Thank you, @jorainer, for clarifying the GNPS point.

Regarding:

In contrast with the suggested packages (mzR, MSnbase) that are based on OOP, I am continuing tidy data principles first proposed in the TidyMass project (link). I am conscious that when dealing with MS data, using tidy data might not be the best choice, but. MS2extract is designed to select only one scan per analyte (reference MS/MS spectra). Therefore reducing redundancy and not keeping everything in memory.

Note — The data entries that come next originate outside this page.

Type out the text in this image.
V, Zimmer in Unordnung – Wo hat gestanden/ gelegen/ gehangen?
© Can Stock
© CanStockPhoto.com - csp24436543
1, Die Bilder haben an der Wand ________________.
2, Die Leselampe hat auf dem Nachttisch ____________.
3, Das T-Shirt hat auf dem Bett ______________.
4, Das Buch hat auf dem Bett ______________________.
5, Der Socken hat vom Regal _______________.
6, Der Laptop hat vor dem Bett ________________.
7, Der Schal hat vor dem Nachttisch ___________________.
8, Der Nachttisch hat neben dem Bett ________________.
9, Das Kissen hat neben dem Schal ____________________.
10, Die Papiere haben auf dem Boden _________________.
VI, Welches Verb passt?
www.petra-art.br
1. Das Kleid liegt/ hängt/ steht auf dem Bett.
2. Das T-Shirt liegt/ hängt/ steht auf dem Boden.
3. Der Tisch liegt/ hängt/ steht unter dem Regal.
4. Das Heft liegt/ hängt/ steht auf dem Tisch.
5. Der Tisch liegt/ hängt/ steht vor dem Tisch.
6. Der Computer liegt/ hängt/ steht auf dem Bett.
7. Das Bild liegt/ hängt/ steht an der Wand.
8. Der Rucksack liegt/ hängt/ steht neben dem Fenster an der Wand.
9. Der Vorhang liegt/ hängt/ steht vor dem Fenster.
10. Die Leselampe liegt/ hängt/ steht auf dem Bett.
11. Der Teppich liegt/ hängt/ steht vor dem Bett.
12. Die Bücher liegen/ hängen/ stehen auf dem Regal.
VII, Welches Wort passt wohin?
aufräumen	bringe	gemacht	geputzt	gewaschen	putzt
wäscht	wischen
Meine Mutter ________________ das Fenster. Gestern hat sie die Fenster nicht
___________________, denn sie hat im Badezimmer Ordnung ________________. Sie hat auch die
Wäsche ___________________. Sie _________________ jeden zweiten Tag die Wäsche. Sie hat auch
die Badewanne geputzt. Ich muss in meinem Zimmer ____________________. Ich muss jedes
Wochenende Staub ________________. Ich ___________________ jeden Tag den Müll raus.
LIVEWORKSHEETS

The Bioconductor project emphasises the systematic re-use S4 classes, to promote interoperability and data consistency. This is an important request we have for new packages, and is paramount for Bioconductor packages. We feel that packages that prefer not to use these classes are probably a better fit for CRAN or, in your case, the tidymass project.

lgatto commented 2 weeks ago

Hi @DanielQuiroz97 - I will close this issue for now due to inactivity. Feel free to re-open it if needed to continue the discussion and/or if you think a contribution to the Bioconductor project is still relevant.